LUDOVIC MARIN ; POOL/EPA

O chanceler alemão Friedrich Merz

O chanceler alemão, Friedrich Merz, acha que os seus concidadãos precisam de trabalhar mais. Mas estará a analisar bem a situação?

A Alemanha está a abandonar o “mito da semana de 4 dias”.

Friedrich Merz, o chanceler alemão, disse, recentemente, que quer que os “alemães voltem a trabalhar mais e de forma mais eficiente”.

Há quem teorize que, naquele país, o ideal de conciliação entre a vida profissional e a vida privada foi levada longe demais. Agora, defendem que, para que a sua economia volte a funcionar, é preciso trabalhar mais.

É o que pensa Friedrich Merz – cujas considerações (polémicas) desencadearam um intenso debate sobre a “preguiça”.

Será que os alemães se tornaram complacentes? Será que trabalhar mais horas pode ajudar a ultrapassar o fraco crescimento? “A resposta curta é não”. É o que diz Malte Jauch, especialista em Gestão, da Universidade de Essex (Reino Unido), num artigo no The Conversation.

Segundo o professor, “o verdadeiro problema não reside na ética de trabalho“.

Quantidade ou qualidade?

Em comparação com outros países industrializados, é verdade que os alemães trabalham relativamente poucas horas.

Em média, um trabalhador alemão passa 1343 horas por ano numa atividade remunerada, muito menos do que nos Estados Unidos (1799 horas), no Reino Unido (1524) ou na Grécia (1897, o valor mais elevado da UE).

Merz utilizou estes números para apresentar um argumento aparentemente simples: A riqueza de um país reflete-se na quantidade de bens e serviços que produz. Mas a produção de bens e serviços exige trabalho. Quanto mais as pessoas trabalham, mais podem produzir. Por conseguinte, trabalhar mais aumenta a prosperidade.

Em oposição a isto, pode constatar-se uma relação inversa entre o número de horas de trabalho e a riqueza. Os países mais ricos do mundo têm tempos médios de trabalho muito mais baixos do que os países mais pobres do mundo.

Os mexicanos trabalham 2.207 horas por ano, por exemplo, mas o seu rendimento médio anual é inferior a um terço do dos alemães.

No entanto, “este facto não é suficiente para refutar o argumento de Merz”, considera Jauch.

Os países ricos podem, em geral, dar-se ao luxo de trabalhar menos porque podem contar com tecnologia avançada e instituições sólidas para gerar riqueza. Um exemplo disto é o êxito da Alemanha na exportação de produtos manufaturados de alta tecnologia.

Mais três erros de Merz

Mas o erro de Merz vai além das correlações entre horas de trabalho e riqueza.

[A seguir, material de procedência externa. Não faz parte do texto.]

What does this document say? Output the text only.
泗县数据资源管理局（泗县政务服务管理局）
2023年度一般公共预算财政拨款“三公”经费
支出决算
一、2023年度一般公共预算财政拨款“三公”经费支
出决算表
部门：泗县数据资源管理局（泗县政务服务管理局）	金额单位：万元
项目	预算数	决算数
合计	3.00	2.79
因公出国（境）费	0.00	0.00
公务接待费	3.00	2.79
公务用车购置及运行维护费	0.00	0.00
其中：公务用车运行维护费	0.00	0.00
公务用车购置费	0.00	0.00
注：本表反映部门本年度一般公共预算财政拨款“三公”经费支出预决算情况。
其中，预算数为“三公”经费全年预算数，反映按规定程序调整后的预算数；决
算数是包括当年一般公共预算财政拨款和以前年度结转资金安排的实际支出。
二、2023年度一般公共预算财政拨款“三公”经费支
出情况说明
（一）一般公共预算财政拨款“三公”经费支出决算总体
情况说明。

A questão apontada pelos críticos é que o chanceler alemão não parece ter considerado os obstáculos injustos – como as normas sociais de género e a falta de acesso a cuidados infantis – que, por exemplo, as mulheres enfrentam quando procuram empregos a tempo inteiro.

Há muitas razões pelas quais as mulheres dedicam menos tempo ao trabalho remunerado do que os homens, mas nenhuma delas tem a ver com preguiça.

Em segundo lugar, o aumento do horário de trabalho pode ter consequências negativas não intencionais, porque grande parte da riqueza do país resulta de trabalho não remunerado.

O trabalho de assistência, a educação dos filhos, o trabalho doméstico e o trabalho voluntário são indispensáveis para uma sociedade florescente. Quando os políticos procuram alargar o trabalho remunerado, isso acontece frequentemente à custa de contribuições valiosas que são feitas fora dos mercados de trabalho formais.

Uma terceira razão para o ceticismo tem a ver com o fenómeno dos rendimentos decrescentes – a sensação comum de que os trabalhadores tendem a tornar-se menos produtivos à medida que a jornada de trabalho aumenta.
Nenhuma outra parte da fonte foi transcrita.